Updated: Jan 18, 2022
“Once you make a decision, the universe conspires to make it happen.” –Ralph Waldo Emerson.
Many of us get all stoked up to make New Year's resolutions. The fact is, we often cannot keep those resolutions past January. What about an alternate tradition of setting intentions instead? The truth is, most New Year's resolutions revolve around things we know we should do anyway, such as losing weight, eating more vegetables, exercising every day, having good posture, or living a life that fosters well-being.

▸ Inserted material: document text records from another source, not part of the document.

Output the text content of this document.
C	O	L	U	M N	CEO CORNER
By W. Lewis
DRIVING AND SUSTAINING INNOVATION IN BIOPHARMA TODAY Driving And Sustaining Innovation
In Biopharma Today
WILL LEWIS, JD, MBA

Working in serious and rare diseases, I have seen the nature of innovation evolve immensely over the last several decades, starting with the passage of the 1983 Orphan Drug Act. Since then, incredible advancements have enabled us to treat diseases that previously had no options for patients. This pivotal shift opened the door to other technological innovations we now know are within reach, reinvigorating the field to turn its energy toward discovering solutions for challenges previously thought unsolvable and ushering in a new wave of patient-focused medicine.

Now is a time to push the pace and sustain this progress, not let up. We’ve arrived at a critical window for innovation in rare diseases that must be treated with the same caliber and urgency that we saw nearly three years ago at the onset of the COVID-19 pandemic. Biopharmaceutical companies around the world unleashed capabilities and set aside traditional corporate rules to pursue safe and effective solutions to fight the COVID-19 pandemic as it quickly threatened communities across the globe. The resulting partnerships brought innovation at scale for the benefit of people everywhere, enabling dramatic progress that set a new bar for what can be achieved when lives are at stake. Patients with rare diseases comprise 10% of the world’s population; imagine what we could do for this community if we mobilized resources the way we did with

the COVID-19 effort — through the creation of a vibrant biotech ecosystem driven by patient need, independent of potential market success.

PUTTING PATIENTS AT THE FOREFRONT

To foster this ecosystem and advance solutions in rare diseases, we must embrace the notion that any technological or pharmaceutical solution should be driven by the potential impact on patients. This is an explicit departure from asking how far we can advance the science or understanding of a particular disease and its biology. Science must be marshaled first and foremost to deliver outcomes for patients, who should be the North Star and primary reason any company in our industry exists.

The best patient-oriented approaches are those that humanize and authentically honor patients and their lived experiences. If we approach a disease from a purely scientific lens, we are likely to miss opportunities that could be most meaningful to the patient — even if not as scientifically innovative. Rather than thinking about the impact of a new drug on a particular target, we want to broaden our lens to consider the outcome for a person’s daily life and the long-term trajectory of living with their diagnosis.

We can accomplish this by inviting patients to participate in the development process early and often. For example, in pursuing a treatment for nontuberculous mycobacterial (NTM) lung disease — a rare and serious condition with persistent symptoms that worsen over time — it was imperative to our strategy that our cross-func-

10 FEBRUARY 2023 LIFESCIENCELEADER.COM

When you set an intention, on the other hand, the idea is to manifest something that you want to do. It is a call to action and often marks the beginning of a dream or desire. Intentions are about the longings that have been haunting us. Our intentions can have to do with things such as relationships, love, self-improvement, or career, and affect our emotional, physical, or psychological selves. An intention is a positive call to action about something you want to do, rather than something you don’t want to do but feel that you “should.”
The Vedic text, more commonly known as the Upanishads states, “You are what your deepest desire is. As your desire is, so is your intention. As your intention is, so is your will. As your will is, so is your deed. As your deed is, so is your destiny.”
Tips for setting intentions:
1. Choose a broad, less specific goal for an intention than you would for a resolution: For example, improving health, lowering stress or becoming more mindful or present.
2. Get specific about ways to achieve that intention. For example, using less technology, spending more time in nature or meditating.
3. Plan how to incorporate those efforts into your regular routines.
4. Use a journal to make note of your intentions and your successes as the year continues.